What is a Restricted Instrument Rating

The Restricted Instrument Rating, also known as an IR(r) or IMC rating, is a sub-ICAO rating only available in the UK.  Some refer to it as a ‘get out of trouble’ rating, or ‘get you home’ rating, because of it’s inferior status compared to the full European IR, BIR, CB-IR or US FAA IR.

I don’t know the history of the rating, but I suspect it came about to help private pilots and instructors work with the UK’s climate, which is often worse that many other places in western Europe.  We suffer far more low cloud, than Southern France, Spain or Portugal, and so complying with visual flight rules can sometimes be harder.

The IR(r) only requires you to have obtained 25 hours flying experience since you applied for your PPL, of which 10 hours must be as PIC, and 5 hours cross-country flight.

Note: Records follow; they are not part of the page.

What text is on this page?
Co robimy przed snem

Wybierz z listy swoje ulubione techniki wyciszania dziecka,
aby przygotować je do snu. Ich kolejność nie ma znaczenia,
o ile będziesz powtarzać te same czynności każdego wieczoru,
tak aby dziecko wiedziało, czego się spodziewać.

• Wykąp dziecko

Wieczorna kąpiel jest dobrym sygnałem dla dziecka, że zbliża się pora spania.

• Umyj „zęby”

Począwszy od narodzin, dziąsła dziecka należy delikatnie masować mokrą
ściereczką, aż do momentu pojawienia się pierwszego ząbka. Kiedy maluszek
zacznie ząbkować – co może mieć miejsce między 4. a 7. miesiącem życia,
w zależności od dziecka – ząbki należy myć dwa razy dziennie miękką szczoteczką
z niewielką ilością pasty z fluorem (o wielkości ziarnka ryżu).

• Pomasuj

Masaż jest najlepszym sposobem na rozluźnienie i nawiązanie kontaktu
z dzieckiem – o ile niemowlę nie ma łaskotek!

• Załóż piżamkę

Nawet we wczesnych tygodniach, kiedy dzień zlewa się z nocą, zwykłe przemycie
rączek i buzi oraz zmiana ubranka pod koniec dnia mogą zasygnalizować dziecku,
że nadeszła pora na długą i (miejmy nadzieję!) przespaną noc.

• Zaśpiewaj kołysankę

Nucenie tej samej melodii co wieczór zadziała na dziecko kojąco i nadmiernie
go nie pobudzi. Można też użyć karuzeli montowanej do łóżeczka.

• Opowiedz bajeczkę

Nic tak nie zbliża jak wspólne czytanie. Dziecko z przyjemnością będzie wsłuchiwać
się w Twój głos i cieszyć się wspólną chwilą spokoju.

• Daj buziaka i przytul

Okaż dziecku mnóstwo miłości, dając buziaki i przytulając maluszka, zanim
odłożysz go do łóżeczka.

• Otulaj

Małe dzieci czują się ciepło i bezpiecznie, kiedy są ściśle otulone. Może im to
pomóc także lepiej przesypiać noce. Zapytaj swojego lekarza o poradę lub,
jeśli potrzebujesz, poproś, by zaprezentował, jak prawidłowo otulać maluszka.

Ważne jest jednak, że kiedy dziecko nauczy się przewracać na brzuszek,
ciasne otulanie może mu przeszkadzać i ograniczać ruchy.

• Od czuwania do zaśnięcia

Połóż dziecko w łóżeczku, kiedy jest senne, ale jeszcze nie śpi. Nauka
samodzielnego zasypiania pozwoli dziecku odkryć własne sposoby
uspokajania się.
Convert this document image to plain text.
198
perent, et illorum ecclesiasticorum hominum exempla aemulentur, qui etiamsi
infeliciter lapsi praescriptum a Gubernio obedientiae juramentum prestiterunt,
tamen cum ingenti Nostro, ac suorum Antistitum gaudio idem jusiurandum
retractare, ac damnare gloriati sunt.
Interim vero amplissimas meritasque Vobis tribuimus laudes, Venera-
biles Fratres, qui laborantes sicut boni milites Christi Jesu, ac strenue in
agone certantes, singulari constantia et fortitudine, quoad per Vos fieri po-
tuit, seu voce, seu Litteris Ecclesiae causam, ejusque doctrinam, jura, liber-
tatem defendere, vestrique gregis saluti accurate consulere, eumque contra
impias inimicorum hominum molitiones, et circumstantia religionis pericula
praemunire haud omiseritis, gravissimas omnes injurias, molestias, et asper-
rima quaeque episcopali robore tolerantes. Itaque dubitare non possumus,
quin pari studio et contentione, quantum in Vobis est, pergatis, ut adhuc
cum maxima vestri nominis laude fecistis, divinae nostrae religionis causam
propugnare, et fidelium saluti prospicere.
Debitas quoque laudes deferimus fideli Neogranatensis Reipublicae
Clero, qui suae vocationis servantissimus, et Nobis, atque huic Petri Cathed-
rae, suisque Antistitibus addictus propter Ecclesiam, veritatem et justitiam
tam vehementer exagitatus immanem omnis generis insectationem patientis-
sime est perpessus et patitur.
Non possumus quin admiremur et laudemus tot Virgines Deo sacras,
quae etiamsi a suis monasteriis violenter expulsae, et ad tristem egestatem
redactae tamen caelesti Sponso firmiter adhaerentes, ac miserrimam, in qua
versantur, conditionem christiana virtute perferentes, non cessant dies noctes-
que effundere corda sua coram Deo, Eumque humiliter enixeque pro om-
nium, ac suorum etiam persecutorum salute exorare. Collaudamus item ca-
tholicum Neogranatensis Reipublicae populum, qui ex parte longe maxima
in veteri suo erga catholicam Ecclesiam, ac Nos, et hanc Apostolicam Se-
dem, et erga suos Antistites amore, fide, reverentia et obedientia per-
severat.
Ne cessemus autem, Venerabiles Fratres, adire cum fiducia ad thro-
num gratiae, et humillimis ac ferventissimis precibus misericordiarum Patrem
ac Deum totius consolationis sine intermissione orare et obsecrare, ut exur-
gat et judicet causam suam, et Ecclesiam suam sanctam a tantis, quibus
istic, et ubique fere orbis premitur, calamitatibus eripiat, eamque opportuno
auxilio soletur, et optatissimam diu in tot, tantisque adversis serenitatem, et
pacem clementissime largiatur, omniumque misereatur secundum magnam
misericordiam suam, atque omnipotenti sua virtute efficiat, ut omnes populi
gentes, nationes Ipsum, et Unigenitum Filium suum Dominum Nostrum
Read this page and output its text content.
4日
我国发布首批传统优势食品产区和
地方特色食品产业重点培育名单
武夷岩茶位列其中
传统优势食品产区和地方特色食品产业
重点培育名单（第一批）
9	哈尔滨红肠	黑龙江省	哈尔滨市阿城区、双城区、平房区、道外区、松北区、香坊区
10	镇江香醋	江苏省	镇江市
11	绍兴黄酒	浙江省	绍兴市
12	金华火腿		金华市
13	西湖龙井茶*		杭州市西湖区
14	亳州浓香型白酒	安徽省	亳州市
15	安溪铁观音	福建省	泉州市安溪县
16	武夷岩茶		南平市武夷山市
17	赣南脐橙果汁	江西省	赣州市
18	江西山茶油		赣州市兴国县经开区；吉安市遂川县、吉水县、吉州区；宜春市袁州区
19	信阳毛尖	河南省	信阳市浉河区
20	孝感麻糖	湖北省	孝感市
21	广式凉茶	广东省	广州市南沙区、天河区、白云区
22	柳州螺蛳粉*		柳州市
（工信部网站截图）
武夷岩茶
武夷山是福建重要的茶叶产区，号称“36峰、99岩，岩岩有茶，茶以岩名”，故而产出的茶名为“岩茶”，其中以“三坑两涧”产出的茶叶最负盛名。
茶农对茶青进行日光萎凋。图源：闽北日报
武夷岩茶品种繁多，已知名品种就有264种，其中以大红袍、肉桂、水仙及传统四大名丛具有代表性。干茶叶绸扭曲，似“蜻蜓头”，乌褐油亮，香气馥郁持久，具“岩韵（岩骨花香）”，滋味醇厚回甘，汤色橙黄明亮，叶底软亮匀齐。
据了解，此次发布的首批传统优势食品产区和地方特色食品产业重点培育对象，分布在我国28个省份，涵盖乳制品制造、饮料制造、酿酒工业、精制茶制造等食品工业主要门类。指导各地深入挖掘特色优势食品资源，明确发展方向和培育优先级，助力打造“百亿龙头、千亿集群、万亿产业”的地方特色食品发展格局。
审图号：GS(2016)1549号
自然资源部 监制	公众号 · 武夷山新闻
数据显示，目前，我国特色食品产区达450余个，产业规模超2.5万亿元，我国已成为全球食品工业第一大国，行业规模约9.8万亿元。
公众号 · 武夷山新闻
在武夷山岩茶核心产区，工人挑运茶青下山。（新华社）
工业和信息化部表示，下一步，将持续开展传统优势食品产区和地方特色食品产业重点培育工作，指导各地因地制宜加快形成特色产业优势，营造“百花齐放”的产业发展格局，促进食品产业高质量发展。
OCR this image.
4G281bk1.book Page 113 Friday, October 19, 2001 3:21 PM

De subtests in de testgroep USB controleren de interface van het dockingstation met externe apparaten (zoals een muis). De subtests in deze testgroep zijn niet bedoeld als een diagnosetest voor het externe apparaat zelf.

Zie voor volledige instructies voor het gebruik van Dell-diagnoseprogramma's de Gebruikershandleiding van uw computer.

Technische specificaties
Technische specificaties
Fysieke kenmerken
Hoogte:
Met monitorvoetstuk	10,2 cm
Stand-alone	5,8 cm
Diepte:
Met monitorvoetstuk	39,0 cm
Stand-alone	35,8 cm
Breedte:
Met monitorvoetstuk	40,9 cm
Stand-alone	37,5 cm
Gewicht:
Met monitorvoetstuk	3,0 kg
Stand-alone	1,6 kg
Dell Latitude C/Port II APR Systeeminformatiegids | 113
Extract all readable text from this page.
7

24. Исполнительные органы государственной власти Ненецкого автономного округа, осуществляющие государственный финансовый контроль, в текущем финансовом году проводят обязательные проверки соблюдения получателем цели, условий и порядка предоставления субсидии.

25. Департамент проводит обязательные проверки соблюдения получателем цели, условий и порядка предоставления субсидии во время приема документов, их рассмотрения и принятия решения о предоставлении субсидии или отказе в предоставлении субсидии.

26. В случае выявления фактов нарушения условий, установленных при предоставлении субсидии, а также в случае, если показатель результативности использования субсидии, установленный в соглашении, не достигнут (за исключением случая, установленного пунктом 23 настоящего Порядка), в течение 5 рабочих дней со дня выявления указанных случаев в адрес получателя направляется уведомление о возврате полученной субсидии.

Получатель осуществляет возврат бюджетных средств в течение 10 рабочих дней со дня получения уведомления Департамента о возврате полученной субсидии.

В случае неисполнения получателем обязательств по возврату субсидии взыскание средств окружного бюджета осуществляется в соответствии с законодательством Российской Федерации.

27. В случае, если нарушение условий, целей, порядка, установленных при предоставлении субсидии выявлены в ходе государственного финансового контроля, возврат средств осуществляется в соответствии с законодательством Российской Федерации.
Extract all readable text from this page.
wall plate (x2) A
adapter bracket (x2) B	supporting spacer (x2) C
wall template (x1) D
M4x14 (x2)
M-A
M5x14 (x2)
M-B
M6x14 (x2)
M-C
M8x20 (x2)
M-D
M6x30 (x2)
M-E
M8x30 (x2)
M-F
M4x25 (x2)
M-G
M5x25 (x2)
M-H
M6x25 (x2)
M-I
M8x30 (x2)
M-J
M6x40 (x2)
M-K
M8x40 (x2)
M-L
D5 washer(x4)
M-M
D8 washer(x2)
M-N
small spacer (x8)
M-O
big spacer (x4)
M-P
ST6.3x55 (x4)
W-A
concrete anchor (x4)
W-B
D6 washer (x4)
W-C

The training consists of 15 hours flying, of which 10 must be with sole reference to instruments.  There’s a theoretical knowledge exam, and a flight skills test.  The rating is valid for 25 months, and can be renewed by carrying out a skills test.

As you can see, in training temrs, it really is far inferior to a full IR but it is an extremely useful rating.  You can fly IFR in the UK only, except in Class A airspace.   You can shoot IFR approaches to the published minima.  The minimum visibility allowed at your arrival and departure aerodrome is 1500 metres, and they recommend that you play it safe, by having a minima of no lower than 500ft agl for a precision approach, and 600ft for a non precision approach, especially if not in a good practise.

If you keep in good practise, there’s no reason why you couldn’t do a cross country in IMC, fully expecting to take off and land in cloud.  If however you don’t practise the skill regularly, then it does really revert to just a ‘get out of trouble’ rating that it has become so famously known as.